The real King was a very different man, indeed. One of the 20th Century’s great “what ifs” is “what would have happened if King hadn’t been assassinated?” At the time of his death, his view had broadened to a focus on economic justice. He’d come out as opposed to the war in Viet Nam because of the way existing economic and political structures resulted in its being fought primarily by the poor and by people of color.
He’d worked on racial justice, not just in the south, but also in the midwest—and had found the midwestern struggle even harder than the southern one in many ways. Because inequality was so firmly encoded in southern law, it was easy to make it visible to the nation. Jim Crow, separate white and colored facilities, segregated schools—all these were undeniable markers of a systematic injustice.
In 1966, Martin Luther King, Jr., (and the thousands of committed individuals who worked with him) launched the Chicago Freedom Movement, focused primarily on ending housing segregation in that city. That campaign was one of the least successful of King’s career. A primary cause of this failure was that while much of Chicago was as segregated as the deep south, that segregation wasn’t encoded in law. And because it was de facto, rather than de jure, it was much harder to galvanize the conscience of the nation. The south had its Bull Connors, who embodied the worst of racism before television cameras. Chicago didn’t have an obvious Bull Connor equivalent.

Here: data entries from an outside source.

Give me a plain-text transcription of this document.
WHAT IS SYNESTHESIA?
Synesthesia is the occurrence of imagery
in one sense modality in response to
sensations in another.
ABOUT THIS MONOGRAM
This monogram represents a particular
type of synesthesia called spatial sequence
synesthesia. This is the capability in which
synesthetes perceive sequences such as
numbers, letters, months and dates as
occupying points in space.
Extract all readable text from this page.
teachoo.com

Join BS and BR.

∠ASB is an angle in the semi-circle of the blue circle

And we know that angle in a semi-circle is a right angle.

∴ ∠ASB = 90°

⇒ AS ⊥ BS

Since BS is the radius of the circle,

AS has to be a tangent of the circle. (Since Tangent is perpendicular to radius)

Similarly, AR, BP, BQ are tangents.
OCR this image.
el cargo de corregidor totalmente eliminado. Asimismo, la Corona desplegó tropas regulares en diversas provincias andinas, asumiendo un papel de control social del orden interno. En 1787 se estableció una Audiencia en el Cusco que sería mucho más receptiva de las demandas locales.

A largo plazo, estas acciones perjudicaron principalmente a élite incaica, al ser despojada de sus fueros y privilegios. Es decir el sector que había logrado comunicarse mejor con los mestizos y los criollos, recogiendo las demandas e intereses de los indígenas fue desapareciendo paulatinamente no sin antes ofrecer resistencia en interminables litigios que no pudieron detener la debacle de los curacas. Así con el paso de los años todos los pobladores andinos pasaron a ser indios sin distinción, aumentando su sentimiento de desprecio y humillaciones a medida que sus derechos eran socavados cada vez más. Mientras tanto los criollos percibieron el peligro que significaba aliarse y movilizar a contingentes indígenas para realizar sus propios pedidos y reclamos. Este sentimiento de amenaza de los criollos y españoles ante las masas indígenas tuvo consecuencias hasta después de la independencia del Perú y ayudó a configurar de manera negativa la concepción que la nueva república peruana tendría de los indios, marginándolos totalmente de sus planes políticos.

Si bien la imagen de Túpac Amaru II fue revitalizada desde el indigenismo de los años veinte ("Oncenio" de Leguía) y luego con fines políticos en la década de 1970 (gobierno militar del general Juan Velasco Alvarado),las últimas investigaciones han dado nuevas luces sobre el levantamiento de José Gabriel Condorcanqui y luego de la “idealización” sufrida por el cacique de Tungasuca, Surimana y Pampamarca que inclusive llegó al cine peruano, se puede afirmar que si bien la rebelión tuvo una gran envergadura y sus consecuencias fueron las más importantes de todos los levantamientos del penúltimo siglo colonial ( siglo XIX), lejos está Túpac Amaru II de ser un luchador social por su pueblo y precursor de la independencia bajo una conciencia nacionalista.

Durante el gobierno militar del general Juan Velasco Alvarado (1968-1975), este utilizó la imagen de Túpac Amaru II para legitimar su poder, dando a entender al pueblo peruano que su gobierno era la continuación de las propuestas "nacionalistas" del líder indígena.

The problems posed by the war in Viet Nam and by Chicago led King to his growing militantism. King never considered abandoning his commitment to nonviolent civil disobedience, but he did start taking stances that alienated him from former allies, most notably the Johnson White House.
It’s this later King that The Radical King allows us to reclaim. The pieces West has chosen to include go back to the beginning of the Civil Rights Movement—but they also move forward to the later King who is less well remembered.
What I most prized about this collection is the pleasure of sinking into King’s reasoning. King was a figure of faith, but he was also a figure of reason, and he can “think on the page” like few others. To watch him sifting faith through the sieve of reason and reason through the sieve of faith is inspiring—whether or not one shares King’s religious beliefs.
The one thing I would have like more of in this collection is West’s commentary. His introductions to the pieces are brief. I assume that’s because he wants readers to focus on King’s words, not his own later interpretations. However, given West’s remarkable breadth of knowledge and (as with King) his balance of faith and reason, I felt as if this was an opportunity missed. We need to read and understand King in his own right, but we could also benefit from West’s insights.